After watching Microsoft Build and Google I/O last week, I came away with one conclusion that is worth saying plainly:
The model war is over. The deployment war just started.
For three years, AI was a benchmark arms race. Every week, a new model became state-of-the-art for about seventeen minutes before the next one arrived wearing a slightly better test score.
Then Build and I/O happened. The biggest announcements weren't smarter models. They were agent identity badges. Agent memory. Agent governance. Microsoft literally announced that AI agents now get corporate identities.

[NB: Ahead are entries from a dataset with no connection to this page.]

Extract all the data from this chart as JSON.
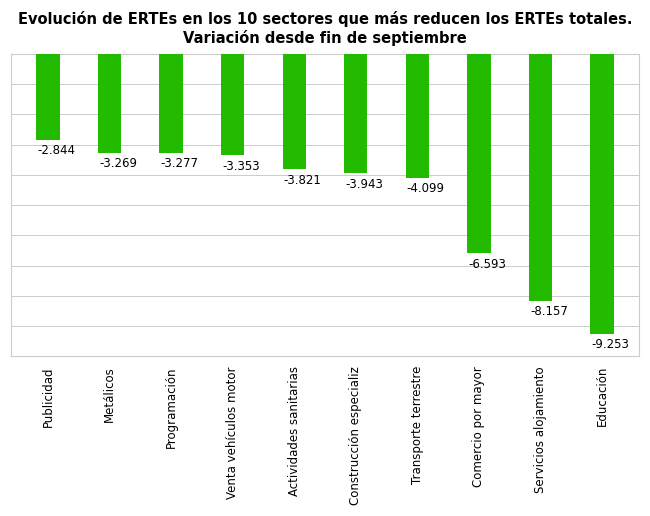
{
  "title": "Evolución de ERTEs en los 10 sectores que más reducen los ERTEs totales.\nVariación desde fin de septiembre",
  "categories": [
    "Publicidad",
    "Metálicos",
    "Programación",
    "Venta vehículos motor",
    "Actividades sanitarias",
    "Construcción especializ",
    "Transporte terrestre",
    "Comercio por mayor",
    "Servicios alojamiento",
    "Educación"
  ],
  "values": [
    -2844,
    -3269,
    -3277,
    -3353,
    -3821,
    -3943,
    -4099,
    -6593,
    -8157,
    -9253
  ],
  "value_labels": [
    "-2.844",
    "-3.269",
    "-3.277",
    "-3.353",
    "-3.821",
    "-3.943",
    "-4.099",
    "-6.593",
    "-8.157",
    "-9.253"
  ],
  "bar_color": "#22bb00",
  "background_color": "#ffffff",
  "ylim_min": -10000,
  "ylim_max": 0,
  "title_fontsize": 10.5,
  "label_fontsize": 8.5,
  "tick_fontsize": 8.5,
  "grid_color": "#cccccc",
  "bar_width": 0.38
}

We spent three years debating which AI had the highest IQ. Turns out nobody gave any of them a desk, a login, or a clue how the company actually works.
Here's the gap that no demo shows you: We've built a machine that can pass the bar exam, and now we need someone to show it where the courthouse is. Which judge hates footnotes, why the "approved" SAP instance is actually the legacy one, and that getting sign-off means finding Ramesh in Finance before he disappears for lunch.
That knowledge isn't in any training set. It never will be.
Microsoft. Google. OpenAI. Anthropic. Amazon. They're all racing to become the operating system for enterprise agents. This is the new ERP war.
The enterprises that locked themselves into single-vendor platforms in the 1990s are still paying for those decisions today. The window to stay portable is open. Not for long.
Meanwhile, the IT services industry has spent the last two years listening to its own obituary. Build and I/O suggest the eulogy may have been premature. Because the scarce resource was never intelligence.
It was implementation.
Making capability land inside real organizations with real processes, real politics, real compliance requirements... and, inevitably, three real versions of SAP.
The hardest problem is no longer creating intelligence. The hardest problem is deploying intelligence. The model war created intelligence. The deployment war will create value.